In Hajo, there is local lore that Swargadeo Pramatta Singha, while on his visit to the Hayagriva Madhava Temple, witnessed a pair of Bulbul birds fighting in the temple premises. Therefore, he ordered to hold Bulbul bird fights every year in Magh Bihu, a tradition which the people of Hajo continued till recent years (banned by the supreme court recently). According to historical chronicles, there are no records of Swargadeo Pramatta Singha visiting the temple of Hayagriva Madhava; rather it was his younger brother Swargadeo Rajeswar Singha who had paid a visit to the temple during a royal tour in 1756 CE. Maybe it was Swargadeo Rajeswar Singha who had witnessed the Bulbul birds fighting in the temple premises, and the tradition of Hajo’s famous Bulbul birds fighting started since then, but since there are several buildings and temples constructed in Hajo during Pramatta Singha's reign, local people might have confused the name of these two kings.

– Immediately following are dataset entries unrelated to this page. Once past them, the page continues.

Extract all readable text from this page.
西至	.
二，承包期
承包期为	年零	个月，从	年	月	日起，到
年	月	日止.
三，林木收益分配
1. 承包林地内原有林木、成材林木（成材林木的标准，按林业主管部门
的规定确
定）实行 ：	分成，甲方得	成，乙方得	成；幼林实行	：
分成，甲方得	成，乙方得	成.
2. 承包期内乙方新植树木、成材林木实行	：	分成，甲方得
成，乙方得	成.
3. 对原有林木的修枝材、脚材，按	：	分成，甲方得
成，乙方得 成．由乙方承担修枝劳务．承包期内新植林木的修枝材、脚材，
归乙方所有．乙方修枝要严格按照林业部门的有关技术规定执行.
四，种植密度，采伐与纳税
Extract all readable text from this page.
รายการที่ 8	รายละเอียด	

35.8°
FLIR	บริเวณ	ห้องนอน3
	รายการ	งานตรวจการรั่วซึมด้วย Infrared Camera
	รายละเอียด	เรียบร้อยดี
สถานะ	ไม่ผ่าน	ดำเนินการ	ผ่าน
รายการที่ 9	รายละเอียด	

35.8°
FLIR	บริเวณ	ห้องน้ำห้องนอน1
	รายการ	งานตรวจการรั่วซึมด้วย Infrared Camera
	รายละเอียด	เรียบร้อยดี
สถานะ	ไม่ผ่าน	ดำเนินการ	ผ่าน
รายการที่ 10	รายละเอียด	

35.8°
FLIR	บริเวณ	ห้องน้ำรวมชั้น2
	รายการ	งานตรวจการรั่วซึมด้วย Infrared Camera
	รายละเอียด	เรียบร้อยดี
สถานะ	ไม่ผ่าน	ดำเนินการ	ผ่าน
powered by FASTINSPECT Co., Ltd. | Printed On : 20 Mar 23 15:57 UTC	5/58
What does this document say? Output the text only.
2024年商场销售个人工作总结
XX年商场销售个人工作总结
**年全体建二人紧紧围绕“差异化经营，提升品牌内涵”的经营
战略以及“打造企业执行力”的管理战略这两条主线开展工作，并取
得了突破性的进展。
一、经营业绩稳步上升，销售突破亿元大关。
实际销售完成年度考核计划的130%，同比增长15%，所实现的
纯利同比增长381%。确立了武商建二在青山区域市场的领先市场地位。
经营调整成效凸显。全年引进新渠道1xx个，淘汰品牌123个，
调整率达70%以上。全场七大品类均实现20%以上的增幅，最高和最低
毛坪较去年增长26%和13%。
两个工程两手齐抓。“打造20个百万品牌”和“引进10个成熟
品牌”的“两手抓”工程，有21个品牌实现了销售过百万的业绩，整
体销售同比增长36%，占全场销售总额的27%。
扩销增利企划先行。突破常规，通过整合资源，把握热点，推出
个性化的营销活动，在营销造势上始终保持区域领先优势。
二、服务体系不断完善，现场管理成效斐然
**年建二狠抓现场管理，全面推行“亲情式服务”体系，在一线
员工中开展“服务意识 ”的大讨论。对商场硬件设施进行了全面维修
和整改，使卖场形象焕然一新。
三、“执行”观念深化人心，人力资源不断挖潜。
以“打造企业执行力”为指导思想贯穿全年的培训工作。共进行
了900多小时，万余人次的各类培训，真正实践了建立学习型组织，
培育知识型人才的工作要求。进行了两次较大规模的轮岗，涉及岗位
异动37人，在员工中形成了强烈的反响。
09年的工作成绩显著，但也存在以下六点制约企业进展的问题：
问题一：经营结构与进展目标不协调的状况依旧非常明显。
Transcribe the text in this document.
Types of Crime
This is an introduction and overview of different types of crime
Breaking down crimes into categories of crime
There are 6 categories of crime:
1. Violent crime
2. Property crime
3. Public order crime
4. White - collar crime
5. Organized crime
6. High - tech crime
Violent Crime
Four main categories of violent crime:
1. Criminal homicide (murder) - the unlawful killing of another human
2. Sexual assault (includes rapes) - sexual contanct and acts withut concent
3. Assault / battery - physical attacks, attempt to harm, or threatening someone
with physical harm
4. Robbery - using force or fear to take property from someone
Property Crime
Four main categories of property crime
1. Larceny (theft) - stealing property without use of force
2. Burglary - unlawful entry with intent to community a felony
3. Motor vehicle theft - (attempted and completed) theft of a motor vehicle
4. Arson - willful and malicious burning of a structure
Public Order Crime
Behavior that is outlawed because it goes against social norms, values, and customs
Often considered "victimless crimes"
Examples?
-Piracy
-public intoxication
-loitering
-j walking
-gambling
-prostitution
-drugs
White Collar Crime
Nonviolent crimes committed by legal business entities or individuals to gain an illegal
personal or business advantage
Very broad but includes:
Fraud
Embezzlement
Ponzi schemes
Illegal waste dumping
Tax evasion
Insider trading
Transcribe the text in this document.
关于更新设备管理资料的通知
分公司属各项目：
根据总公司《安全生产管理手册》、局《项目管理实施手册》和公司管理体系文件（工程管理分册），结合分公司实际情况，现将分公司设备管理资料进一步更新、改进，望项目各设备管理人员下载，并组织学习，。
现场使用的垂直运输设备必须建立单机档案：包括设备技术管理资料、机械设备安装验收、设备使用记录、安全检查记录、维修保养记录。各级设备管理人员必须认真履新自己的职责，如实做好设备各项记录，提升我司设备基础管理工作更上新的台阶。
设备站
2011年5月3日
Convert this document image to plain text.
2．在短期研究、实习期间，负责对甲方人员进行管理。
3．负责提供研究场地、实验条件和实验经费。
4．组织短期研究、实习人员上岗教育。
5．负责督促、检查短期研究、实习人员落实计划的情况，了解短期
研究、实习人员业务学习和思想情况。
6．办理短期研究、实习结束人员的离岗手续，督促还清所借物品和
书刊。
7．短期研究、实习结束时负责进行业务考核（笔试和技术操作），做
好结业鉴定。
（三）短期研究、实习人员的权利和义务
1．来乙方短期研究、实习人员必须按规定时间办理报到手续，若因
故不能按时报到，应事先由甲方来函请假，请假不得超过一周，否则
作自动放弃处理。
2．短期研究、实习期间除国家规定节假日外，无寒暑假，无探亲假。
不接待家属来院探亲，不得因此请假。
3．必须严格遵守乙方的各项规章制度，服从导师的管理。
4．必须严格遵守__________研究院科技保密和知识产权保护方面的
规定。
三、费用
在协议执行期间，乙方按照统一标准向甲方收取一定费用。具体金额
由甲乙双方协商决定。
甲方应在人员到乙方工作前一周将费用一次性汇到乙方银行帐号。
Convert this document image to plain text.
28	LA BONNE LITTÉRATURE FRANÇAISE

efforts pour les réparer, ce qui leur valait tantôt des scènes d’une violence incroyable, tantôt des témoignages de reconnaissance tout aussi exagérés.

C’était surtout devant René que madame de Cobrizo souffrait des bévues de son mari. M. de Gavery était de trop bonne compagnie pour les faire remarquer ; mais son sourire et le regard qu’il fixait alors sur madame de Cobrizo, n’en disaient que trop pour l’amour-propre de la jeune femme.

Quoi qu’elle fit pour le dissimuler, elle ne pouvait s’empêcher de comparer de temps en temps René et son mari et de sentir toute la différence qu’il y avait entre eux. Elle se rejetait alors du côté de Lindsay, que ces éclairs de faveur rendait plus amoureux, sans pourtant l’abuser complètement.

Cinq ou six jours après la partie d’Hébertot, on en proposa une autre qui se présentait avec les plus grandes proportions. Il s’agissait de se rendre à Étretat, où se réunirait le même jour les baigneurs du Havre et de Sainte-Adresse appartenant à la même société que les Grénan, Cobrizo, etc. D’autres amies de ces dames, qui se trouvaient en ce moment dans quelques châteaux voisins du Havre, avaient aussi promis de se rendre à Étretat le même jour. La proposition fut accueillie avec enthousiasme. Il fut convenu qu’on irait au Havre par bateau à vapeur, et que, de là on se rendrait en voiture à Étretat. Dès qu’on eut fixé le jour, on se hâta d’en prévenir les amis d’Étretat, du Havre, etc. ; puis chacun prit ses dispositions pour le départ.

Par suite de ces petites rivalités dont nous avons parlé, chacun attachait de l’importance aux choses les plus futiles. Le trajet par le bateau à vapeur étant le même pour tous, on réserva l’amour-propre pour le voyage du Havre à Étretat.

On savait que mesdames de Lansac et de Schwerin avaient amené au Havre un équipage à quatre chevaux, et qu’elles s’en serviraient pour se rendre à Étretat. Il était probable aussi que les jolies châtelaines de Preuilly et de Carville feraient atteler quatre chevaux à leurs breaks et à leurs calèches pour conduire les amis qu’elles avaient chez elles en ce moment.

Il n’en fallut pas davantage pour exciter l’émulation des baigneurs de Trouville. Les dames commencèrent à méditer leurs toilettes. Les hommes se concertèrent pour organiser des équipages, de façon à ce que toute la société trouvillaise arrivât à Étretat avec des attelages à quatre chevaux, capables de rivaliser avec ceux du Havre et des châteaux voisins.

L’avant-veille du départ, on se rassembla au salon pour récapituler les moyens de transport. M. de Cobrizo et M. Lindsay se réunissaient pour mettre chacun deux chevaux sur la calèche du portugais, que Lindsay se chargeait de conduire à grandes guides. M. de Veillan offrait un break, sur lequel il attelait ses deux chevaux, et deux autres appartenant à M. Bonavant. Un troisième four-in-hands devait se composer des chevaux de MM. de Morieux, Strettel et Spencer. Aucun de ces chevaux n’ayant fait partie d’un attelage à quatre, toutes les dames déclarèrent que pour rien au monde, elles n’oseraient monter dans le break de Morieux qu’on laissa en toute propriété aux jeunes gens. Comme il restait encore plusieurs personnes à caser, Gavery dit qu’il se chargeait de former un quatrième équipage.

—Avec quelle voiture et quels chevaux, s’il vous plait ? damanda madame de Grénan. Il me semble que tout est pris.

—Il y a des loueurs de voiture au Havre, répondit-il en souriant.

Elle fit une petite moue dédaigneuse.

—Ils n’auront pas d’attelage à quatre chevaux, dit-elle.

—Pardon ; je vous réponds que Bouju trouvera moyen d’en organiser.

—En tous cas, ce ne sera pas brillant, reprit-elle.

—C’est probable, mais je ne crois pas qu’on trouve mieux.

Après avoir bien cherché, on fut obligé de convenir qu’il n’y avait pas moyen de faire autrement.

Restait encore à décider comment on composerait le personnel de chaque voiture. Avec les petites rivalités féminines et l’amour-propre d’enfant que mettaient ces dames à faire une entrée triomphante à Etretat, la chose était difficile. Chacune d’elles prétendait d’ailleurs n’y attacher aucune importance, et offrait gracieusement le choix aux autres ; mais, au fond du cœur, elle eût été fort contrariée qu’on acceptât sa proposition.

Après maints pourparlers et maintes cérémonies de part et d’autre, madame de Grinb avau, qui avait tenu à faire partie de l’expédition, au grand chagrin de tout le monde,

Swargadeo Pramatta Singha was known as a kind and lenient ruler. His seven years long reign was unmarked, but remembered as peaceful and prosperous. Several buildings and temples built by him during his reign still stand today. The Ahom kingdom was at its height, which had already begun from the Tungkhungia restoration initiated by Swargadeo Gadadhar Singha and continued till the reign of Swargadeo Rajeswar Singha.